KantinPers, Jakarta - Hiruk pikuk Reklamasi teluk Jakarta yang terus
bergulir menuai polemic. Sebagian besar masyarakat tidak menyetujui reklamasi,
bahkan penolakan tersebut tidak hanya datang dari masyarakat Jakarta, pun
datang dari daerah-daerah yang berdampak atas mega proyek reklamasi tersebut.

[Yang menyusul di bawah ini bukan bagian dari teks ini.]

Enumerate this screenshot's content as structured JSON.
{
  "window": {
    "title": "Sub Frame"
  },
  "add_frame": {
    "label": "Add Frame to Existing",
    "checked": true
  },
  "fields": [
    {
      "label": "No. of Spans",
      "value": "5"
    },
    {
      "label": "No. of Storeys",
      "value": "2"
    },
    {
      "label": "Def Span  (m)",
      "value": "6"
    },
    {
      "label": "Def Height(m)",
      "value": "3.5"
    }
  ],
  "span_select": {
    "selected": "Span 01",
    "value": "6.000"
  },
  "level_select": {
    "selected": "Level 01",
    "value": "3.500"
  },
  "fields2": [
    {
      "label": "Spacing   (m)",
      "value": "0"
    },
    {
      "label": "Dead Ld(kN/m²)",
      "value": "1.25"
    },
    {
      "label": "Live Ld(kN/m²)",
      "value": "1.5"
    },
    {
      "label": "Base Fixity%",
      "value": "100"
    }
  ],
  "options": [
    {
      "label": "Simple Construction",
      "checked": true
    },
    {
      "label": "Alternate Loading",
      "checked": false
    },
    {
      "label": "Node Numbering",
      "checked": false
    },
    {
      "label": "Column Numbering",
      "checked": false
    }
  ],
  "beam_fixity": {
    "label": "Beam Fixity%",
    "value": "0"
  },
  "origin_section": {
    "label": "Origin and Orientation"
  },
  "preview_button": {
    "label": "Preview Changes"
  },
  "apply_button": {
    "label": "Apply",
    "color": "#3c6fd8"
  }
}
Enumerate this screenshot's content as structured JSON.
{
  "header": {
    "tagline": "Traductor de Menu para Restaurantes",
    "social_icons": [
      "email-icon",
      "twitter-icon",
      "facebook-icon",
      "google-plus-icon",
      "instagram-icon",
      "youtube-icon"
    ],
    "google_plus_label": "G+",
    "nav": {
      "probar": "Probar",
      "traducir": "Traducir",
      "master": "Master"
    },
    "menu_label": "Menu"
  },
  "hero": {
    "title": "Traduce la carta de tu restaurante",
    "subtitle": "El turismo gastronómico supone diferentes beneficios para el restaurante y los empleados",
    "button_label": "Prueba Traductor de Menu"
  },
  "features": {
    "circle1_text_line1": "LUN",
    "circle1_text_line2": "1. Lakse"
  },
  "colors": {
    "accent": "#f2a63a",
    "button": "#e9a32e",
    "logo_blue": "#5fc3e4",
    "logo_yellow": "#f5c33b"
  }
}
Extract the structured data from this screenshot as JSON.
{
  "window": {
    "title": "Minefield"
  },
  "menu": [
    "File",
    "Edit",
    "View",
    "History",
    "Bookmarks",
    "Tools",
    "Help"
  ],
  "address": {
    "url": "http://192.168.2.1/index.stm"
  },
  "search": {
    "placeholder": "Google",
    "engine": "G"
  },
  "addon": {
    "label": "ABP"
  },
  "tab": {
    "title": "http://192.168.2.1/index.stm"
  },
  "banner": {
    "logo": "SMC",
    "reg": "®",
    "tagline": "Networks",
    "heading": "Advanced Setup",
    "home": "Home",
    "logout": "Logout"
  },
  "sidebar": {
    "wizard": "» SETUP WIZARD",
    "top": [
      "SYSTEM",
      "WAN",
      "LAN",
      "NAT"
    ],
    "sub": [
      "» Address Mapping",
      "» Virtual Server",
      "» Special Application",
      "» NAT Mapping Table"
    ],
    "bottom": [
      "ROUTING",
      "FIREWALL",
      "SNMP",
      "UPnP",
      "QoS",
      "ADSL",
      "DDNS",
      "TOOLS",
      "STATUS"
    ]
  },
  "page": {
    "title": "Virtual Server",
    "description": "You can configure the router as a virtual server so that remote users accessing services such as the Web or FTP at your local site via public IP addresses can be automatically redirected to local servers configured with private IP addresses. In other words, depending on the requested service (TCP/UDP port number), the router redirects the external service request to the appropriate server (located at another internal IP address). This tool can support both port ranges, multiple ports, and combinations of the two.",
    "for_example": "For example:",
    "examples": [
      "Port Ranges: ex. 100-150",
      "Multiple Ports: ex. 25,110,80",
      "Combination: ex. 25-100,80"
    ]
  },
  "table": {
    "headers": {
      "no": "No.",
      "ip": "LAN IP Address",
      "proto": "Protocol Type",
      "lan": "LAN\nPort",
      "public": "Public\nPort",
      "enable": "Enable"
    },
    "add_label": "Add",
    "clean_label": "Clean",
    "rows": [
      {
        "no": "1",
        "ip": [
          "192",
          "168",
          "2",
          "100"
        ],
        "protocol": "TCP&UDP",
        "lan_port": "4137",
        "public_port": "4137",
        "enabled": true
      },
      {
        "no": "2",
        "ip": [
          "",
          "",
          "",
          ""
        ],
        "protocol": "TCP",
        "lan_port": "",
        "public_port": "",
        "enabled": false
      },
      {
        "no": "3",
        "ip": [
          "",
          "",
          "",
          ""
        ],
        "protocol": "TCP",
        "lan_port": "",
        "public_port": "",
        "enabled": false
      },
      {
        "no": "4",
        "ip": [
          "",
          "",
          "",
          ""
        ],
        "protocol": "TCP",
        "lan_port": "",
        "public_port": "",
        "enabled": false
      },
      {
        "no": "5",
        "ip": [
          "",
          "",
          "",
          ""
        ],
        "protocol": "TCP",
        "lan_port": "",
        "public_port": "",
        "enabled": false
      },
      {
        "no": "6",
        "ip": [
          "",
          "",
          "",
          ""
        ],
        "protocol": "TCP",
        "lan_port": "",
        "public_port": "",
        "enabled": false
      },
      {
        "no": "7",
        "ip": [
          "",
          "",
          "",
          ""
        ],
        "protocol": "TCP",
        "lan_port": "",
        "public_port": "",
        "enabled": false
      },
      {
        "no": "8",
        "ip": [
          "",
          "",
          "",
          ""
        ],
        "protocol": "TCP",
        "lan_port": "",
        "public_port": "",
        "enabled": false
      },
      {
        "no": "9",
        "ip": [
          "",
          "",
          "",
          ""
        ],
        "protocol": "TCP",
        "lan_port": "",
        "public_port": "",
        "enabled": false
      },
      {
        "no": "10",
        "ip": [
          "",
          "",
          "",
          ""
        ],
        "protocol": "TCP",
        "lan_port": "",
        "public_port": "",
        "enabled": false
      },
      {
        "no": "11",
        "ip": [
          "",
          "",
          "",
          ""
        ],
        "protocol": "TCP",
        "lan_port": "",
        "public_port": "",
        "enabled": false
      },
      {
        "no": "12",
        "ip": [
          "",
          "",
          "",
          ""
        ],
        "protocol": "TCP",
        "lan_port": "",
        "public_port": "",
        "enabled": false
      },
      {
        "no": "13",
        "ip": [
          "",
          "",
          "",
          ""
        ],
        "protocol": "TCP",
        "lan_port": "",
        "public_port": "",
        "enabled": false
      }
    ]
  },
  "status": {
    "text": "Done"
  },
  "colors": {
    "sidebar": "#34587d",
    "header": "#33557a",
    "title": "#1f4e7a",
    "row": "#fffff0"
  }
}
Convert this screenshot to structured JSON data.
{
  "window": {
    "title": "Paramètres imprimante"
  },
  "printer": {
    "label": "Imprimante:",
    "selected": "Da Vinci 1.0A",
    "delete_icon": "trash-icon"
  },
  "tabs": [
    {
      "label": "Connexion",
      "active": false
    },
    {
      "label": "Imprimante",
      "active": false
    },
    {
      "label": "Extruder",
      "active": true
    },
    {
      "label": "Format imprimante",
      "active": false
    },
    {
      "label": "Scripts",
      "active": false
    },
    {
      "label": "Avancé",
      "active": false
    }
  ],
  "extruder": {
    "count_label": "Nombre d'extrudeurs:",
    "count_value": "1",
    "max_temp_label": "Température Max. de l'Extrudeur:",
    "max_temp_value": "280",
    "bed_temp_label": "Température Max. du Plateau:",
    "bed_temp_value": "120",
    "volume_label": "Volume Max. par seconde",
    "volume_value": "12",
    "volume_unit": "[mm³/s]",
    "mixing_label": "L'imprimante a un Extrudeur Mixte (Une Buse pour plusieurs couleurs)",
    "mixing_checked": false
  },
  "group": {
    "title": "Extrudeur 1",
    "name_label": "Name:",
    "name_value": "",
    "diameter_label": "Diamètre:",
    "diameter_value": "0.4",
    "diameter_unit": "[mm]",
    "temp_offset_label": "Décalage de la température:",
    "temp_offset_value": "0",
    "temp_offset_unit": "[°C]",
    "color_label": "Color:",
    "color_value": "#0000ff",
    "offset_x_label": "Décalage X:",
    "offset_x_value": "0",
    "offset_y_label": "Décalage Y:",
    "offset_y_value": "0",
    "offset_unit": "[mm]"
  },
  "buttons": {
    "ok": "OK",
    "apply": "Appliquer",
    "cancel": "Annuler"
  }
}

Mengingat bahwa reklamasi bukan hanya di Jakarta, tetapi terdapat juga di teluk
benoa, Bali.
Reklamasi merupakan kegiatan
merubah wilayah laut menjadi daratan, yang artinya, wilayah laut tersebut
ditimbun oleh tanah sehingga dapat berubah menjadi wilayah daratan yang
kemudian, proyek daratan reklamasi Jakarta tersebut akan dibangun apartemen
megah dibawah pembangunan PT Indah Kapuk Group.
Penimbunan wilayah laut akan
menimbulkan kenaikan tinggi air, sehingga kenaikan tinggi air ini akan
mengakibatkan banjir di daerah-daerah bibir laut, hal ini jelas merugikan
wilayah-wilayah yang berada di pinggiran laut. Tingginya air pasca penimbunan
laut dengan tanah jelas akan meningkat. Jika memang reklamasi merupakan bentuk
antisipasi pemerintah dalam menanggulangi banjir, justru akan menjadi kontra
produktif.
Diwilayah muara gembong misalnya,
tinggi air kali Cikarang-Bekasi-Laut yang melintasi permukiman sebagian besar warga bekasi, sebelum reklamasi saja sudah berada lebih tinggi diatas tinggi rumah,
lalu bagaiamana kemudian setelah laut direklamasi?
![]() |
kali bekasi yang mengalami peningkatan tinggi air |
Selain itu, penimbunan wilayah laut
jelas akan mengganggu ekosistem dasar laut, ikan-ikan akan terganggu dan
nelayan akan menjadi sulit untuk menangkap hasil laut untuk menjadi dasar pendapatannya.
Bukan mengenai dimana tempat tinggal nelayan, dan dimana nelayan akan melaut,
melainkan ekosistem laut yang akan terganggu.
Meskipun reklamasi merupakan
rencana yang digantung sejak tahun 1995, reklamasi itu sudah berkali-kali
dilarang oleh Menteri Lingkungan Hidup. Bahkan, pada tahun 2016, Kementerian
Lingkungan Hidup memberikan sanksi berupa moratorium reklamasi. Namun, pada
tahun 2017, Menko Kemaritiman yang justru mencabut moratorium reklamasi. Ada
kejanggalan yang terjadi.
Untuk membendung banjir, reklamasi
bukanlah solusi. Tengok Negara belanda yang negaranya berada dibawah air, yang
dilakukan bukanlah reklamasi. Tapi China yang berhasil melakukan reklamasi
justru menjadikan daerah reklamasi tersebut sebagai mata pencarian untuk
kepentingan konglomerat.
Pihak Menko Kemaritiman yang
menyatakan sudah memenuhi regulasi sesuai permintaan presiden, justru Presiden
menyatakan bahwa Presiden tidak pernah menandatangani proyek reklamasi tersebut.
Tidak ada keuntungan bagi warga
Jakarta dalam hal reklamasi, bahwa reklamasi bukan untuk menanggulangi banjir,
bahkan bukan solusi untuk menanggulangi kepadatan penduduk. Karena pada
kenyataanya, masih banyak wilayah perbatasan Jakarta yang membutuhkan pembangunan,
dan tidak mengalami kepadatan penduduk.
Pemerintah jangan menganggap
keberatan masyarakat terhadap reklamasi merupakan serangan masyarakat kepada
pemerintah, justru keberatan masyarakat harus menjadi masukan bagi pemerintah
yang terbuka dan partisipatif terhadap masyarakat, karena pemerintah yang tidak
mendengar pendapat public merupakan pemerintah yang otoriter.